— Что предлагаешь? — в конце концов тронулся под горку товарищ полковник. — И как расходится будем? Не верю я тебе, ты ведь сдашь меня сразу, как я тебя отпущу! — еще немного подвинулся в нужную мне сторону полковник.

— Это зачем же мне тебя сдавать, Аркадий Семенович? — посмотрел я на него, как на неразумного, — Чтобы досрочная звезда и перевод в Москву прахом пошли? За то, что я тебя отпустил, да еще и деньгами из той фляги поделился?! — я даже хотел укоризненно покачать головой, но вовремя опомнился.

— Где деньги? — колючий взгляд выпуклых глаз Мелентьева снова впился в мои зрачки.

— Деньги там, где надо! — не стал я отводить глаза, — Я точно знать хочу, что ты не прирежешь меня или голову мне железякой не расколешь. Мне гарантии нужны! — теперь уже я затянул заунывный барыжный плач Ярославны.

Своего я добился, полкан несколько минут аргументированно и доходчиво объяснял мне, насколько ему невыгодно меня множить на ноль. Прибегая преимущественно, к мною же высказанным доводам. Врал, как дышал. В том, что мордовец меня прибьет, я не сомневался.
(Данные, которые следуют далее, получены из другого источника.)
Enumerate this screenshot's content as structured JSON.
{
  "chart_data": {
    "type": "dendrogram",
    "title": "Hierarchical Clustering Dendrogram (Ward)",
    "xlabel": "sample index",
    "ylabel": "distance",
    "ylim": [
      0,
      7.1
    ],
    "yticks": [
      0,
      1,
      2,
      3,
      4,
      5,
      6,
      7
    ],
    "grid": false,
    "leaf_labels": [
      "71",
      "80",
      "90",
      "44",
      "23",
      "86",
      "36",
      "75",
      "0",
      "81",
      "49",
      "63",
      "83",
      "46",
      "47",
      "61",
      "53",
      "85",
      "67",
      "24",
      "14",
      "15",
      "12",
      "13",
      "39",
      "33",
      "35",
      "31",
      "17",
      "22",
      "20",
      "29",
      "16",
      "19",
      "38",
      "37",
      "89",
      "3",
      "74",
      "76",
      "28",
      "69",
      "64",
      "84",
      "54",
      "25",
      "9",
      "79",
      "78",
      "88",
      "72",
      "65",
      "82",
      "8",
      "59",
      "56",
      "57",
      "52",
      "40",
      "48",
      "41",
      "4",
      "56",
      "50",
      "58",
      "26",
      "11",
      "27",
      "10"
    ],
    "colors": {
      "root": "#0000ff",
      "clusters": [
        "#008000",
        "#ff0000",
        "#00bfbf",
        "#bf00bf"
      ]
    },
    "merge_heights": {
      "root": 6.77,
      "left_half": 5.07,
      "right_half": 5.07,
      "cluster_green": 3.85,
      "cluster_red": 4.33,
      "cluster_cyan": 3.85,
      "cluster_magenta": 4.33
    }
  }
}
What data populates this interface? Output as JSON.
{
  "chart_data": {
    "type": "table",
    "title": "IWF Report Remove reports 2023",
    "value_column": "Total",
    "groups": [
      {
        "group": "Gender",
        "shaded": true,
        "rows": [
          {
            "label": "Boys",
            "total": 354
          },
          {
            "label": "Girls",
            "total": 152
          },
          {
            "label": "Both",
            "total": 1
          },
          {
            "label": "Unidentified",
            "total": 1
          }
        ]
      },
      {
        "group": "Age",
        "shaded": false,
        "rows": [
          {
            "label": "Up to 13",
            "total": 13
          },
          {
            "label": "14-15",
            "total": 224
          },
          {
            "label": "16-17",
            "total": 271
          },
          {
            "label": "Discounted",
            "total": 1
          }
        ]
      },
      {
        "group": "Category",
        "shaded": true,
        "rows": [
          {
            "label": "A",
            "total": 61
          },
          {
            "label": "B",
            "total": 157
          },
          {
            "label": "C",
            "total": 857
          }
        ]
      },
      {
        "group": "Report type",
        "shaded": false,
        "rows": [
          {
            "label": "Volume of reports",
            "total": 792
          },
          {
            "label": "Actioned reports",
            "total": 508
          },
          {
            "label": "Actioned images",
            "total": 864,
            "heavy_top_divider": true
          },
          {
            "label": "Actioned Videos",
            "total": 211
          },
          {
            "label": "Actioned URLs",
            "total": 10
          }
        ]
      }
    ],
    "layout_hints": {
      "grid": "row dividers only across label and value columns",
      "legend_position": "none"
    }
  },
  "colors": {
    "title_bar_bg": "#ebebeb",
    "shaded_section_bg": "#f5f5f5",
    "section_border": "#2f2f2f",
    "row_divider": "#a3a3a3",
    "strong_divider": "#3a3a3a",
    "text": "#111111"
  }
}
— Не здесь деньги! — изобразив на лице признаки доверия, поддался я уговорам Товарища Мелентьева, — И без меня ты их не возьмешь. Не отдадут их тебе просто! — пресек я дальнейшие посягательства на мою откровенность. — Сейчас я умываюсь, привожу себя в порядок и мы едем за баблом.

— Сколько там? — перебил меня старший товарищ, которого мои планы интересовали мало.

— Какая тебе разница, сколько там! — продолжил я грузить его достоверностью своих рассуждений, — Ты получишь двадцать тысяч и на этом мы разойдемся! Я останусь там, а ты делай ноги из города.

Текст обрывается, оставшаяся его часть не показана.